Choosing a Data Labeling Service Part 1: Hiring and Vetting

The importance of people in AI development cannot be understated. The humans in the loop are necessary to create machine learning models, and they can be involved in everything from data labeling to automation exception processing. When you strategically apply people, process, and technology, you can create higher performing AI systems.

Managing data labeling in-house is challenging so many innovators outsource the work. However, you must choose wisely when selecting your workforce.

In a recent Hype Cycle for AI, Gartner recommends you “ensure the provider you choose has methods to test their pool of knowledge workers for domain expertise and measures around accuracy and quality.¹”

How can you determine if a data labeling service provides workers who will deliver quality work? This week we’ll explore how hiring, vetting, and context impact data quality. Stay tuned for next week’s post about communication and quality assurance processes.

Not Everyone Can Be a Data Labeler

You have a few workforce options, and each one hires and trains workers differently. Crowdsourcing is often touted as an affordable and scalable solution for data labeling for AI, but it comes with serious caveats.

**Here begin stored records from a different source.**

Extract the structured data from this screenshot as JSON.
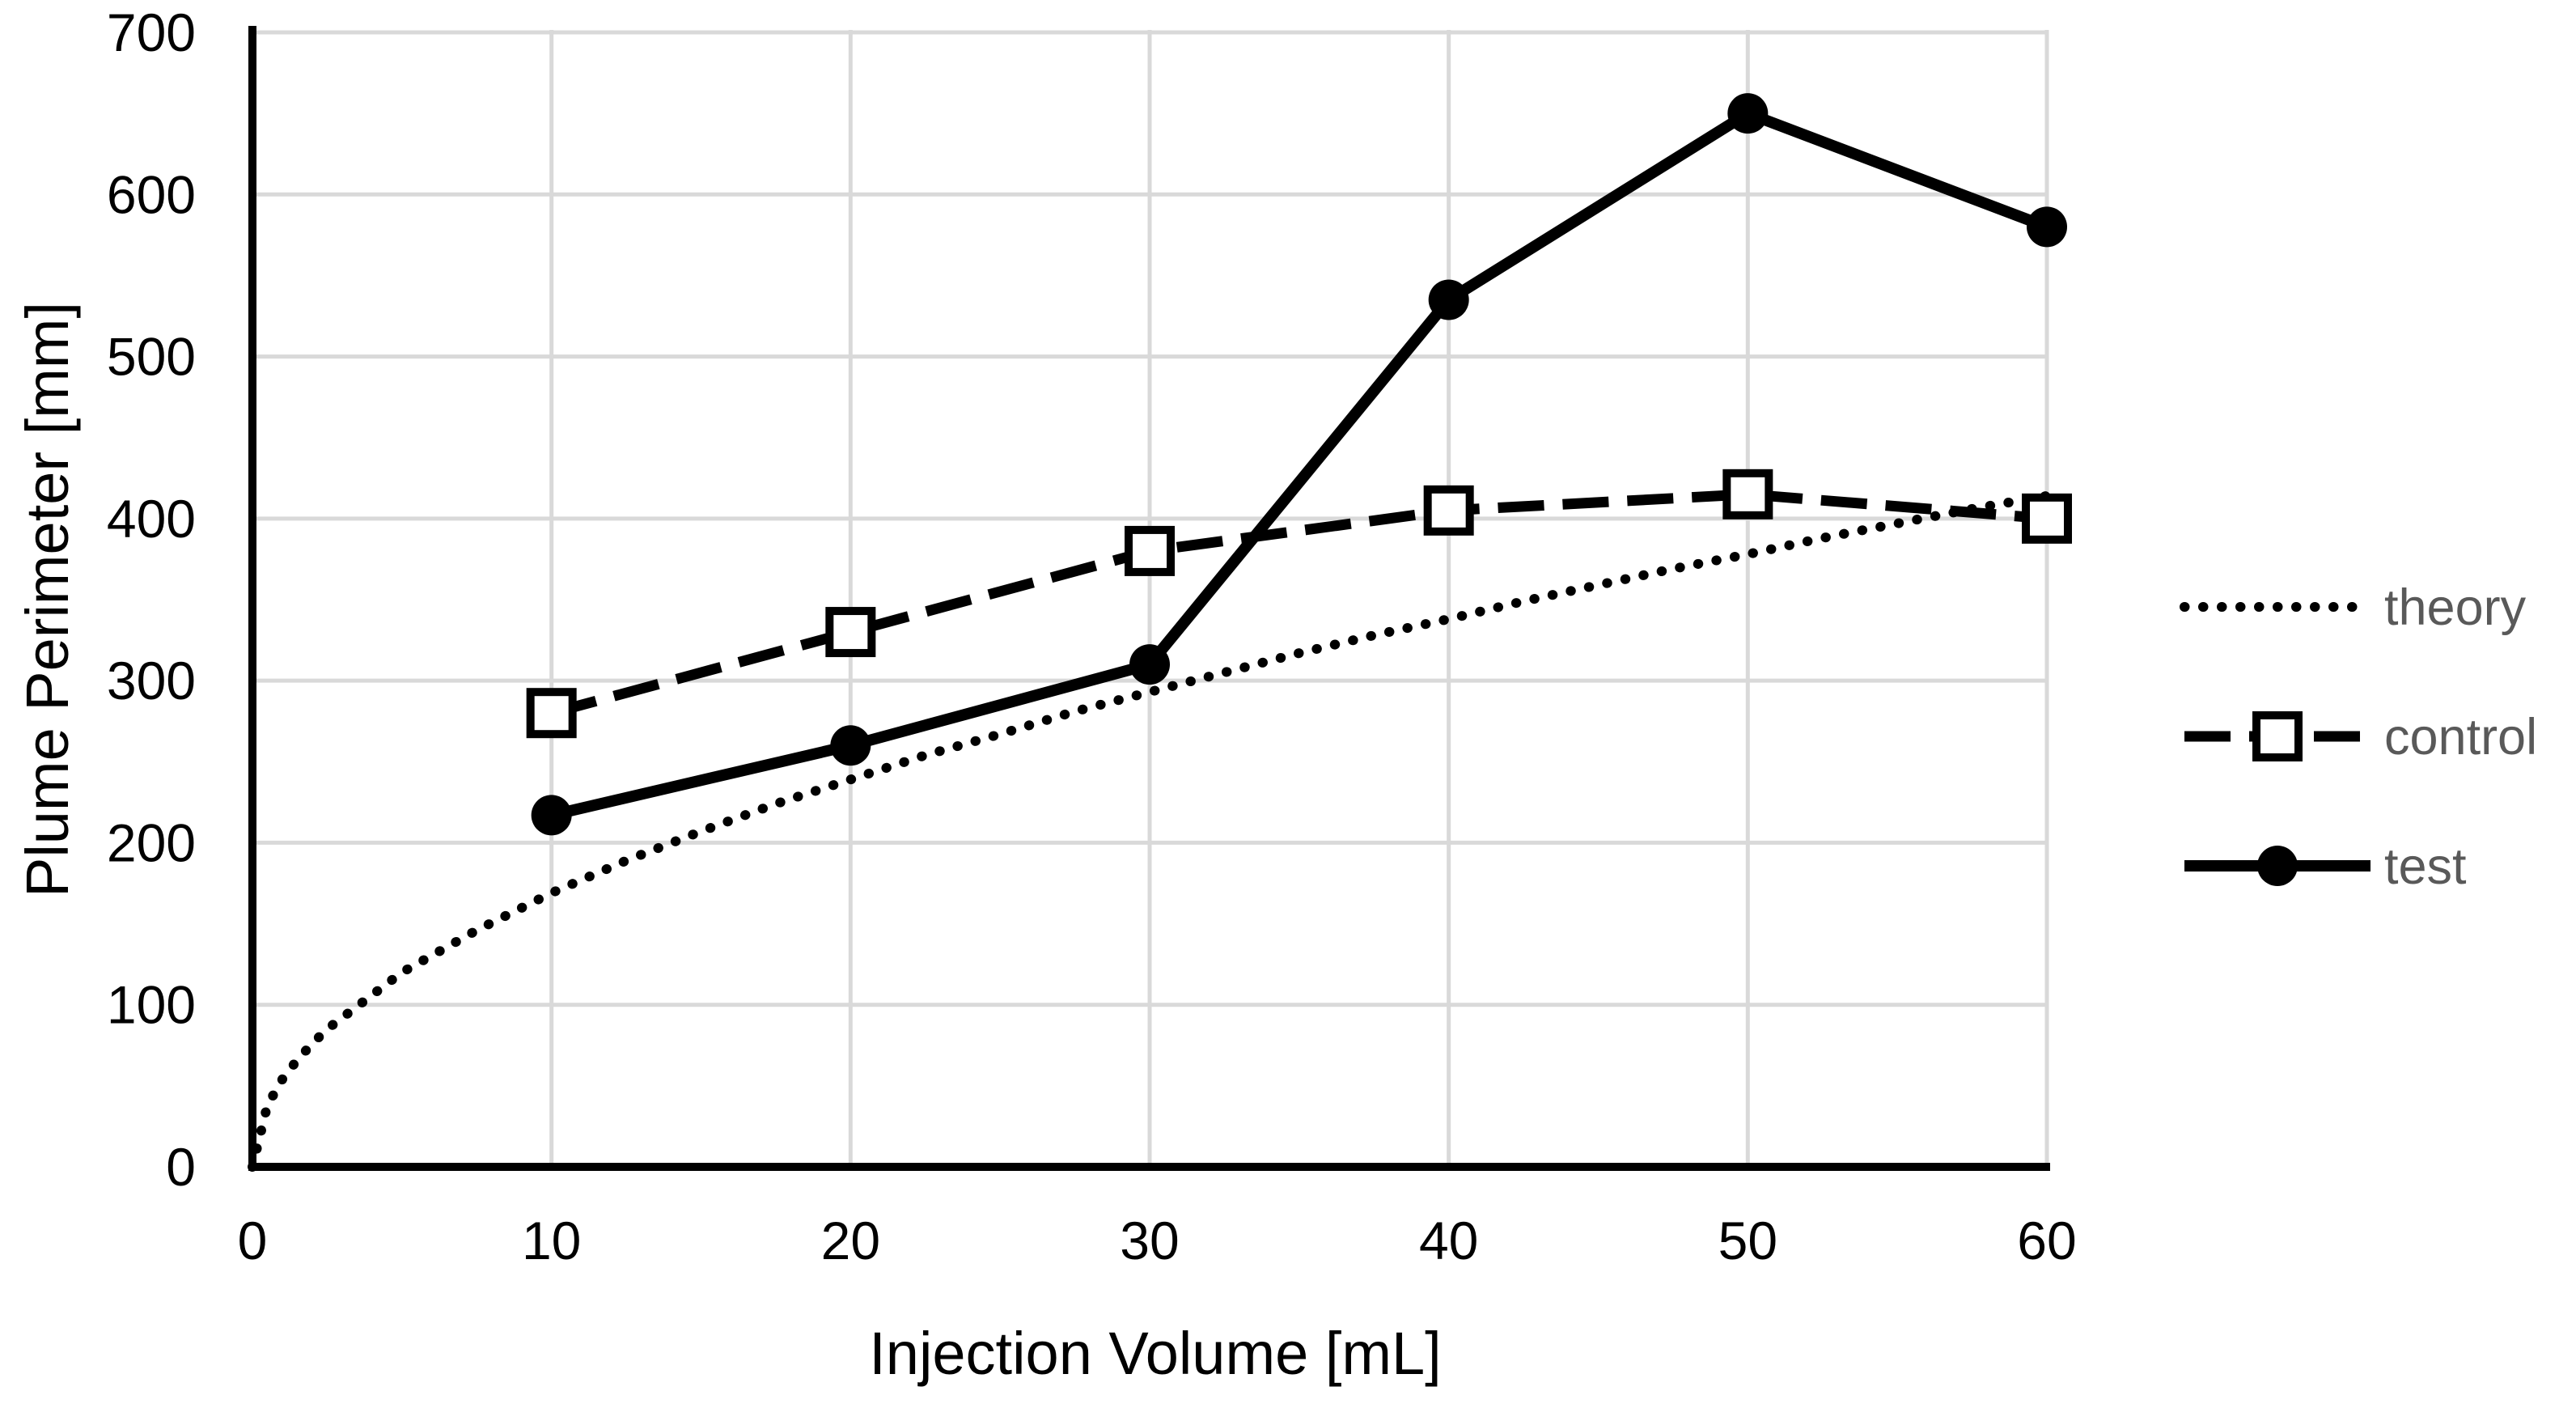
{
  "figure": {
    "background": "#FFFFFF",
    "axis_color": "#000000",
    "tick_label_color": "#000000",
    "gridline_color": "#D9D9D9",
    "legend_text_color": "#595959",
    "series_color": "#000000",
    "marker_fill_open": "#FFFFFF"
  },
  "chart_data": {
    "type": "line",
    "title": "",
    "xlabel": "Injection Volume [mL]",
    "ylabel": "Plume Perimeter [mm]",
    "xlim": [
      0,
      60
    ],
    "ylim": [
      0,
      700
    ],
    "x_ticks": [
      "0",
      "10",
      "20",
      "30",
      "40",
      "50",
      "60"
    ],
    "x_tick_values": [
      0,
      10,
      20,
      30,
      40,
      50,
      60
    ],
    "y_ticks": [
      "0",
      "100",
      "200",
      "300",
      "400",
      "500",
      "600",
      "700"
    ],
    "y_tick_values": [
      0,
      100,
      200,
      300,
      400,
      500,
      600,
      700
    ],
    "grid": true,
    "legend_position": "right",
    "legend": [
      "theory",
      "control",
      "test"
    ],
    "series": [
      {
        "name": "theory",
        "line_style": "dotted",
        "marker": "none",
        "x": [
          0,
          0.5,
          1,
          1.5,
          2,
          2.5,
          5,
          7.5,
          10,
          12.5,
          15,
          17.5,
          20,
          22.5,
          25,
          27.5,
          30,
          32.5,
          35,
          37.5,
          40,
          42.5,
          45,
          47.5,
          50,
          52.5,
          55,
          57.5,
          60
        ],
        "y": [
          0,
          38,
          54,
          66,
          76,
          85,
          120,
          146,
          169,
          189,
          207,
          224,
          239,
          254,
          267,
          281,
          293,
          305,
          317,
          328,
          338,
          349,
          359,
          369,
          378,
          388,
          397,
          406,
          414
        ]
      },
      {
        "name": "control",
        "line_style": "dashed",
        "marker": "open-square",
        "x": [
          10,
          20,
          30,
          40,
          50,
          60
        ],
        "y": [
          280,
          330,
          380,
          405,
          415,
          400
        ]
      },
      {
        "name": "test",
        "line_style": "solid",
        "marker": "filled-circle",
        "x": [
          10,
          20,
          30,
          40,
          50,
          60
        ],
        "y": [
          217,
          260,
          310,
          535,
          650,
          580
        ]
      }
    ]
  }
}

The main problems with crowdsourcing are that workers are anonymous and are often not sufficiently trained. Crowdsourcing can distribute data labeling tasks to independent workers nearly anywhere in the world, so there’s no way to vet their expertise or validate their skills until your work is completed, which can affect quality.

Data quality might not be a serious problem in more simple, lower-risk AI projects, such as those designed for entertainment (although, does anyone really want their brand associated with an AI snafu?). However, if you’re developing an AI model where inaccurate predictions can affect people’s lives, such as AI applications for healthcare, autonomous vehicles, or predictive maintenance of industrial control systems, data quality is quite a different matter. Crowdsourcing leaves little room for accountability and can result in data quality issues that can create negative outcomes.

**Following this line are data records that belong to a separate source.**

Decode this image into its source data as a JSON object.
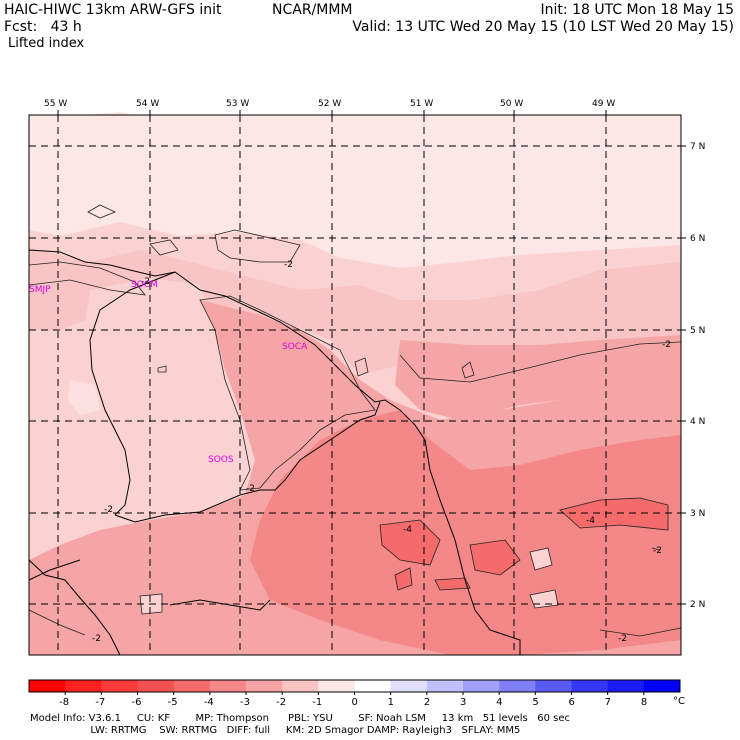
{
  "header": {
    "model": "HAIC-HIWC 13km ARW-GFS init",
    "org": "NCAR/MMM",
    "init": "Init: 18 UTC Mon 18 May 15",
    "fcst": "Fcst:   43 h",
    "valid": "Valid: 13 UTC Wed 20 May 15 (10 LST Wed 20 May 15)",
    "field": "Lifted index"
  },
  "map": {
    "lon_labels": [
      "55 W",
      "54 W",
      "53 W",
      "52 W",
      "51 W",
      "50 W",
      "49 W"
    ],
    "lat_labels": [
      "7 N",
      "6 N",
      "5 N",
      "4 N",
      "3 N",
      "2 N"
    ],
    "stations": [
      "SMJP",
      "SOCM",
      "SOCA",
      "SOOS"
    ],
    "contour_labels": [
      "-2",
      "-2",
      "-2",
      "-2",
      "-2",
      "-2",
      "-2",
      "-2",
      "-4",
      "-4"
    ]
  },
  "colorbar": {
    "labels": [
      "-8",
      "-7",
      "-6",
      "-5",
      "-4",
      "-3",
      "-2",
      "-1",
      "0",
      "1",
      "2",
      "3",
      "4",
      "5",
      "6",
      "7",
      "8"
    ],
    "unit": "°C",
    "colors": [
      "#ff0000",
      "#ff2020",
      "#ff3a3a",
      "#f55050",
      "#f56a6a",
      "#f48787",
      "#f5a5a5",
      "#f9c4c4",
      "#fde6e6",
      "#ffffff",
      "#e0e0fc",
      "#c0c0fa",
      "#a0a0f7",
      "#7f7ff5",
      "#5a5af5",
      "#3636f8",
      "#1c1cfb",
      "#0000ff"
    ]
  },
  "footer": {
    "line1": "Model Info: V3.6.1     CU: KF        MP: Thompson      PBL: YSU        SF: Noah LSM     13 km   51 levels   60 sec",
    "line2": "                   LW: RRTMG    SW: RRTMG   DIFF: full     KM: 2D Smagor DAMP: Rayleigh3   SFLAY: MM5"
  }
}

It’s important to choose an outsourcing provider with an in-depth worker vetting and selection process that pairs well-trained labelers with the right projects. That’s not going to happen with crowdsourcing, and it isn’t easily scalable with in-house data analyst teams. When data quality matters, your best choice is a managed workforce that serves as an extension of your own team.

Context Matters

There’s far more to data labeling than simply drawing bounding boxes around objects. The people tasked with these jobs must also have an understanding of the business objectives and how the work they are doing will be used in real life. That context provides workers the ability to make subjective decisions based on nuances that can affect the quality of the annotations.

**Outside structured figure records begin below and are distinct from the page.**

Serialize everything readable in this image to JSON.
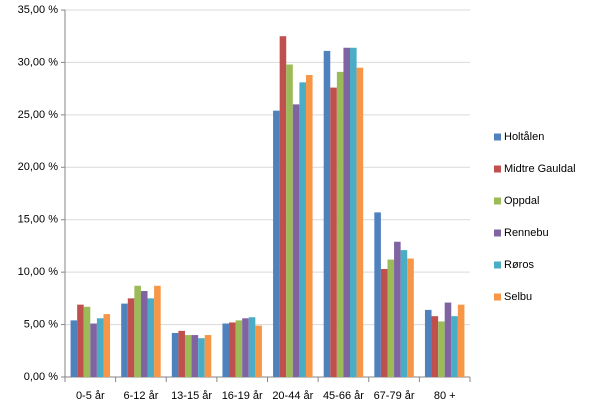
{
  "chart_data": {
    "type": "bar",
    "categories": [
      "0-5 år",
      "6-12 år",
      "13-15 år",
      "16-19 år",
      "20-44 år",
      "45-66 år",
      "67-79 år",
      "80 +"
    ],
    "series": [
      {
        "name": "Holtålen",
        "color": "#4f81bd",
        "values": [
          5.4,
          7.0,
          4.2,
          5.1,
          25.4,
          31.1,
          15.7,
          6.4
        ]
      },
      {
        "name": "Midtre Gauldal",
        "color": "#c0504d",
        "values": [
          6.9,
          7.5,
          4.4,
          5.2,
          32.5,
          27.6,
          10.3,
          5.8
        ]
      },
      {
        "name": "Oppdal",
        "color": "#9bbb59",
        "values": [
          6.7,
          8.7,
          4.0,
          5.4,
          29.8,
          29.1,
          11.2,
          5.3
        ]
      },
      {
        "name": "Rennebu",
        "color": "#8064a2",
        "values": [
          5.1,
          8.2,
          4.0,
          5.6,
          26.0,
          31.4,
          12.9,
          7.1
        ]
      },
      {
        "name": "Røros",
        "color": "#4bacc6",
        "values": [
          5.6,
          7.5,
          3.7,
          5.7,
          28.1,
          31.4,
          12.1,
          5.8
        ]
      },
      {
        "name": "Selbu",
        "color": "#f79646",
        "values": [
          6.0,
          8.7,
          4.0,
          4.9,
          28.8,
          29.5,
          11.3,
          6.9
        ]
      }
    ],
    "ylim": [
      0,
      35
    ],
    "yticks": [
      {
        "value": 0,
        "label": "0,00 %"
      },
      {
        "value": 5,
        "label": "5,00 %"
      },
      {
        "value": 10,
        "label": "10,00 %"
      },
      {
        "value": 15,
        "label": "15,00 %"
      },
      {
        "value": 20,
        "label": "20,00 %"
      },
      {
        "value": 25,
        "label": "25,00 %"
      },
      {
        "value": 30,
        "label": "30,00 %"
      },
      {
        "value": 35,
        "label": "35,00 %"
      }
    ],
    "grid": true,
    "legend": "right"
  }
}
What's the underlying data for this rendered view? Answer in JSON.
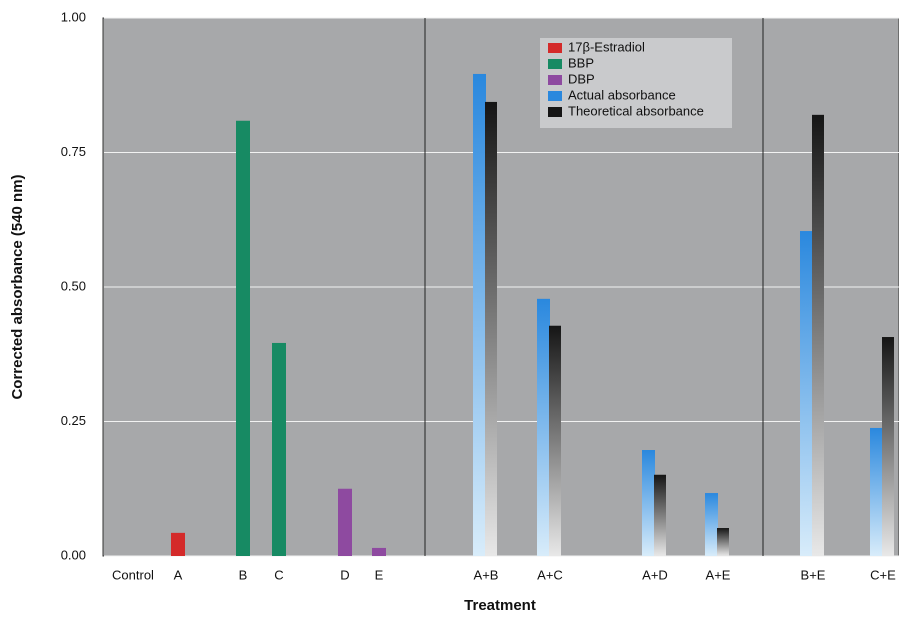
{
  "chart_data": {
    "type": "bar",
    "x_label": "Treatment",
    "y_label": "Corrected absorbance (540 nm)",
    "categories": [
      "Control",
      "A",
      "B",
      "C",
      "D",
      "E",
      "A+B",
      "A+C",
      "A+D",
      "A+E",
      "B+E",
      "C+E"
    ],
    "series": [
      {
        "name": "17β-Estradiol",
        "color": "#d42a2a",
        "values": [
          null,
          0.043,
          null,
          null,
          null,
          null,
          null,
          null,
          null,
          null,
          null,
          null
        ]
      },
      {
        "name": "BBP",
        "color": "#178a63",
        "values": [
          null,
          null,
          0.809,
          0.396,
          null,
          null,
          null,
          null,
          null,
          null,
          null,
          null
        ]
      },
      {
        "name": "DBP",
        "color": "#8e4aa0",
        "values": [
          null,
          null,
          null,
          null,
          0.125,
          0.015,
          null,
          null,
          null,
          null,
          null,
          null
        ]
      },
      {
        "name": "Actual absorbance",
        "color": "#2a88de",
        "values": [
          null,
          null,
          null,
          null,
          null,
          null,
          0.896,
          0.478,
          0.197,
          0.117,
          0.604,
          0.238
        ]
      },
      {
        "name": "Theoretical absorbance",
        "color": "#151515",
        "values": [
          null,
          null,
          null,
          null,
          null,
          null,
          0.844,
          0.428,
          0.151,
          0.052,
          0.82,
          0.407
        ]
      }
    ],
    "ylim": [
      0,
      1
    ],
    "yticks": [
      {
        "value": 0,
        "label": "0.00"
      },
      0.25,
      {
        "value": 0.5,
        "label": "0.50"
      },
      0.75,
      {
        "value": 1,
        "label": "1.00"
      }
    ],
    "grid": true,
    "legend": "upper right"
  }
}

For example, let’s say you’re developing an AI system to detect signs of disease in crops. In this case, the people who are annotating your images and videos need to be able to identify and distinguish between things like crop types, growth stages, and regional or seasonal diseases. If you’re like the agriculture technology company Hummingbird, you have an agronomist who is an expert in these matters but their time is too expensive to use on quality control for data labeling. Instead, Hummingbird tapped a managed workforce with known, vetted workers. Their agronomist wrote the data labeling requirements, which the data analyst teams use to annotate accurately and train new team members.

Training is an essential part of delivering high-quality data labeling work. Moreover, training needs to be tailored to the individual needs of the client. Every AI project is different, hence the need for targeted onboarding and ongoing training when building a managed team of expert data labelers.

Choose Wisely

AI project development depends on human expertise. That’s why a provider’s hiring and vetting process must be carefully considered when you outsource data labeling. The team must consist of labelers who understand the nuances of your project and can make subjective decisions with high accuracy. Choose an annotation partner that invests in training and nurturing talent, and your odds of receiving high-quality data increase exponentially.